Irregulars Object
サード
第1話 反転した夜
いったい何が起きているのか――彼には理解できなかった。
月明かりに浮かび上がる夜の校舎。
それだけなら、彼にとっても見慣れた光景のはずだった。
だが、教室のプレートも、掲示板のポスターも、まるで鏡の中に迷い込んだかのように左右が反転している。

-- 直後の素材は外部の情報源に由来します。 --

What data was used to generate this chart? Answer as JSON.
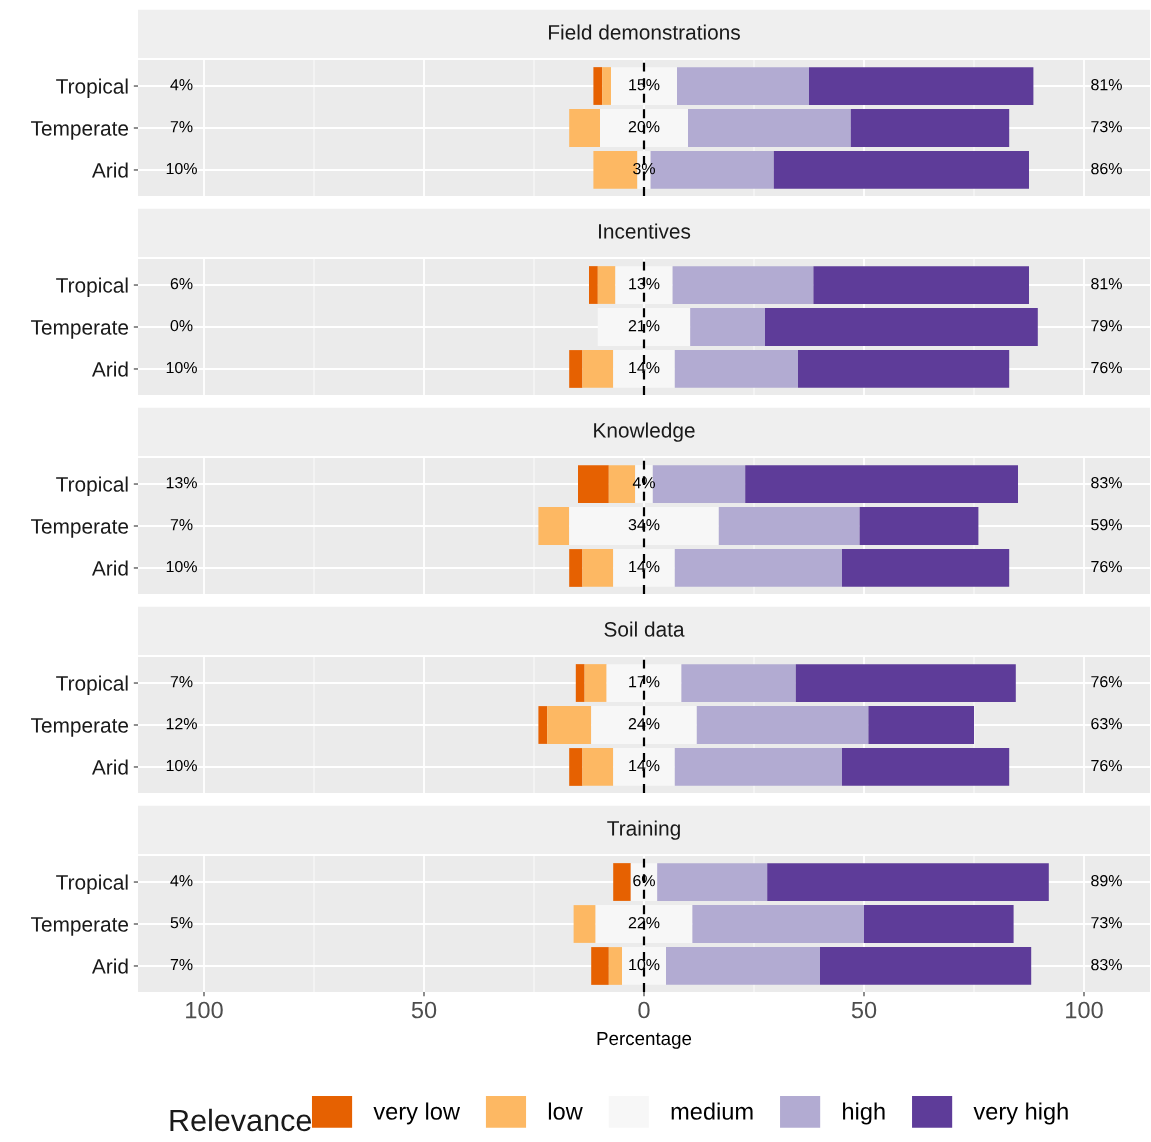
{
  "chart_data": [
    {
      "type": "bar",
      "orientation": "horizontal",
      "title": "Field demonstrations",
      "categories": [
        "Tropical",
        "Temperate",
        "Arid"
      ],
      "series": [
        {
          "color": "#e66101",
          "values": [
            2,
            0,
            0
          ],
          "base": [
            -11.5,
            null,
            null
          ]
        },
        {
          "color": "#fdb863",
          "values": [
            2,
            7,
            10
          ],
          "base": [
            -9.5,
            -17,
            -11.5
          ]
        },
        {
          "color": "#f7f7f7",
          "values": [
            15,
            20,
            3
          ],
          "base": [
            -7.5,
            -10,
            -1.5
          ],
          "value_labels": [
            "15%",
            "20%",
            "3%"
          ]
        },
        {
          "color": "#b2abd2",
          "values": [
            30,
            37,
            28
          ],
          "base": [
            7.5,
            10,
            1.5
          ]
        },
        {
          "color": "#5e3c99",
          "values": [
            51,
            36,
            58
          ],
          "base": [
            37.5,
            47,
            29.5
          ]
        }
      ],
      "annotations": [
        "4%",
        "7%",
        "10%",
        "81%",
        "73%",
        "86%"
      ],
      "ref_lines": [
        {
          "axis": "x",
          "value": 0,
          "color": "#000000",
          "line_style": "dashed"
        }
      ],
      "xlim": [
        -115,
        115
      ],
      "grid": true,
      "tick_labels": "y"
    },
    {
      "type": "bar",
      "orientation": "horizontal",
      "title": "Incentives",
      "categories": [
        "Tropical",
        "Temperate",
        "Arid"
      ],
      "series": [
        {
          "color": "#e66101",
          "values": [
            2,
            0,
            3
          ],
          "base": [
            -12.5,
            null,
            -17
          ]
        },
        {
          "color": "#fdb863",
          "values": [
            4,
            0,
            7
          ],
          "base": [
            -10.5,
            null,
            -14
          ]
        },
        {
          "color": "#f7f7f7",
          "values": [
            13,
            21,
            14
          ],
          "base": [
            -6.5,
            -10.5,
            -7
          ],
          "value_labels": [
            "13%",
            "21%",
            "14%"
          ]
        },
        {
          "color": "#b2abd2",
          "values": [
            32,
            17,
            28
          ],
          "base": [
            6.5,
            10.5,
            7
          ]
        },
        {
          "color": "#5e3c99",
          "values": [
            49,
            62,
            48
          ],
          "base": [
            38.5,
            27.5,
            35
          ]
        }
      ],
      "annotations": [
        "6%",
        "0%",
        "10%",
        "81%",
        "79%",
        "76%"
      ],
      "ref_lines": [
        {
          "axis": "x",
          "value": 0,
          "color": "#000000",
          "line_style": "dashed"
        }
      ],
      "xlim": [
        -115,
        115
      ],
      "grid": true,
      "tick_labels": "y"
    },
    {
      "type": "bar",
      "orientation": "horizontal",
      "title": "Knowledge",
      "categories": [
        "Tropical",
        "Temperate",
        "Arid"
      ],
      "series": [
        {
          "color": "#e66101",
          "values": [
            7,
            0,
            3
          ],
          "base": [
            -15,
            null,
            -17
          ]
        },
        {
          "color": "#fdb863",
          "values": [
            6,
            7,
            7
          ],
          "base": [
            -8,
            -24,
            -14
          ]
        },
        {
          "color": "#f7f7f7",
          "values": [
            4,
            34,
            14
          ],
          "base": [
            -2,
            -17,
            -7
          ],
          "value_labels": [
            "4%",
            "34%",
            "14%"
          ]
        },
        {
          "color": "#b2abd2",
          "values": [
            21,
            32,
            38
          ],
          "base": [
            2,
            17,
            7
          ]
        },
        {
          "color": "#5e3c99",
          "values": [
            62,
            27,
            38
          ],
          "base": [
            23,
            49,
            45
          ]
        }
      ],
      "annotations": [
        "13%",
        "7%",
        "10%",
        "83%",
        "59%",
        "76%"
      ],
      "ref_lines": [
        {
          "axis": "x",
          "value": 0,
          "color": "#000000",
          "line_style": "dashed"
        }
      ],
      "xlim": [
        -115,
        115
      ],
      "grid": true,
      "tick_labels": "y"
    },
    {
      "type": "bar",
      "orientation": "horizontal",
      "title": "Soil data",
      "categories": [
        "Tropical",
        "Temperate",
        "Arid"
      ],
      "series": [
        {
          "color": "#e66101",
          "values": [
            2,
            2,
            3
          ],
          "base": [
            -15.5,
            -24,
            -17
          ]
        },
        {
          "color": "#fdb863",
          "values": [
            5,
            10,
            7
          ],
          "base": [
            -13.5,
            -22,
            -14
          ]
        },
        {
          "color": "#f7f7f7",
          "values": [
            17,
            24,
            14
          ],
          "base": [
            -8.5,
            -12,
            -7
          ],
          "value_labels": [
            "17%",
            "24%",
            "14%"
          ]
        },
        {
          "color": "#b2abd2",
          "values": [
            26,
            39,
            38
          ],
          "base": [
            8.5,
            12,
            7
          ]
        },
        {
          "color": "#5e3c99",
          "values": [
            50,
            24,
            38
          ],
          "base": [
            34.5,
            51,
            45
          ]
        }
      ],
      "annotations": [
        "7%",
        "12%",
        "10%",
        "76%",
        "63%",
        "76%"
      ],
      "ref_lines": [
        {
          "axis": "x",
          "value": 0,
          "color": "#000000",
          "line_style": "dashed"
        }
      ],
      "xlim": [
        -115,
        115
      ],
      "grid": true,
      "tick_labels": "y"
    },
    {
      "type": "bar",
      "orientation": "horizontal",
      "title": "Training",
      "categories": [
        "Tropical",
        "Temperate",
        "Arid"
      ],
      "series": [
        {
          "name": "very low",
          "color": "#e66101",
          "values": [
            4,
            0,
            4
          ],
          "base": [
            -7,
            null,
            -12
          ]
        },
        {
          "name": "low",
          "color": "#fdb863",
          "values": [
            0,
            5,
            3
          ],
          "base": [
            null,
            -16,
            -8
          ]
        },
        {
          "name": "medium",
          "color": "#f7f7f7",
          "values": [
            6,
            22,
            10
          ],
          "base": [
            -3,
            -11,
            -5
          ],
          "value_labels": [
            "6%",
            "22%",
            "10%"
          ]
        },
        {
          "name": "high",
          "color": "#b2abd2",
          "values": [
            25,
            39,
            35
          ],
          "base": [
            3,
            11,
            5
          ]
        },
        {
          "name": "very high",
          "color": "#5e3c99",
          "values": [
            64,
            34,
            48
          ],
          "base": [
            28,
            50,
            40
          ]
        }
      ],
      "annotations": [
        "4%",
        "5%",
        "7%",
        "89%",
        "73%",
        "83%"
      ],
      "ref_lines": [
        {
          "axis": "x",
          "value": 0,
          "color": "#000000",
          "line_style": "dashed"
        }
      ],
      "xlim": [
        -115,
        115
      ],
      "xticks": [
        {
          "value": -100,
          "label": "100"
        },
        {
          "value": -50,
          "label": "50"
        },
        0,
        50,
        100
      ],
      "grid": true,
      "xlabel": "Percentage",
      "legend": "bottom",
      "legend_title": "Relevance"
    }
  ]
}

先ほどまで隣にいたはずの研究会の仲間たちも、影すら残さず消え失せていた。
スマホを起動すると、画面には『圏外』の文字が無機質に点滅する。
誰とも、どこにも繋がらない。
シャン……シャン……。
廊下の奥から、微かに鈴の音が近づいてくる。
こんな現象が、現実に起こるはずがない。
少年は、このおかしな現実から逃げるように、ある言葉を思い出す。
――人生とは、選択の連続だ。
少年は、それが誰の言葉だったかは思い出せない。
しかし、その言葉は、多くの人が口にし、また耳にしてきた言葉だろう。
それほどまでに、この社会には選択と後悔が溢れている。
そして、それはこの少年――黒月咲空(こくげつ さくら)も例外ではなかった。
どこかで選択を誤ってしまった。
だからこそ、自分はこの状況に陥っている。
理由のわからない状況で、咲空はそんな思考を巡らせる。
――自分は、どこで間違えたのか。
夜の学校へ足を踏み入れたときか?
黒江の言葉に乗せられたせいか?
七不思議なんかに関わったのが、そもそもの間違いだったのか?
過去の選択肢を羅列するも、それは直接的な原因ではない。
「……貴方も、同じなのね?」
ふと脳裏に、木々の影に立つ少女の姿が鮮明に浮かぶ。
そうだ。今日じゃない――もっと前だ。
思い返されるのは、昨日の朝。その日は、姉の声で始まった。
「咲空、遅刻するよ!」
――ピピピ。甲高いアラーム音が鳴り響く中、姉である黒月柳(こくげつ やなぎ)の大声が廊下から更に響き渡る。
障子越しに、柔らかな朝の光が差し込んでいた。
ぼんやりとまぶたを開け、夢の余韻を纏ったまま、咲空はゆっくりと目をこする。
寝ぼけまなこで目覚まし時計に視線をやると、針は無情にも十時を指していた。
「……マジかよ」
遅刻寸前どころか、すでに完全にアウトだった。
咲空は慌てて眼鏡をかけ、ベッド脇に放り出していた制服を掴む。
鞄を肩に引き寄せ、手当たり次第にプリントを突っ込んだ。
「ったく、朝からこれかよ……」
視界に飛び込んできたプリントの文字を見た瞬間、胸の奥から重たい溜息が漏れる。
――『夏休みのオカルト研究会 活動日程』
その研究会は、姉である柳が高校時代に立ち上げたもの。
そして今は、なぜか弟である咲空が、半ば強引に所属させられている。
彼にとって、オカルトは嫌悪に近い存在だった。
「―――『週間オカルト』の者ですが、事件についてお話を伺えればと……」
十年前、小学生だった頃。
黒いスーツの記者たちが家の前に列をなし、ノート片手に取材を続けていた。
好奇心と薄気味悪さが混じった、あの視線――。
非現実を追いかける人間の熱は、咲空にとって“重荷”でしかなかった。
「今日もまたオカルト研究会かよ……」
玄関に向かい、自転車の鍵を取る。
ドアを開けた瞬間、妹の部屋から、不気味な呪文のような声が漏れてきた。
昨夜もそうだった。
妹の八手は、謎の薬草を煮出し、奇妙な香りを部屋中に充満させている。
正直、研究会に行くのは、魔術の研究に没頭しているあいつの方がよほど向いている。
咲空は苦笑し、ぼそりとつぶやいた。
「魔術なんてバカバカしいけどな……」
ため息を吐く音がやけに大きく聞こえた。
その反響が消える前に、気だるさを振り払うようにして、自転車を学校へ走らせた。
通学路の途中、ふいにハンドルを握る手が強張った。
前方――木々の影に、ひとりの少女が立っていた。
薄暗い木漏れ日の下、古びた制服の襟元がかすかに揺れる。
思わず、ペダルを緩めた。
(……誰だ?)
目が合う。
少女は儚げな瞳で、じっと咲空を見つめていた。
蝉の声が遠のき、時間そのものが止まったかのように思えた。
「……貴方も、同じなのね?」
風に溶けそうな声。だが咲空にははっきりと聞こえた。
慌ててブレーキを握り、後ろを振り返る。
だが、そこには誰もいなかった。
「……気のせいか。熱中症の前兆か……」
蒸し暑い七月の空気が肌を焼く。
――この夏休みが、ただ退屈なものになると、このときの咲空は信じて疑わなかった。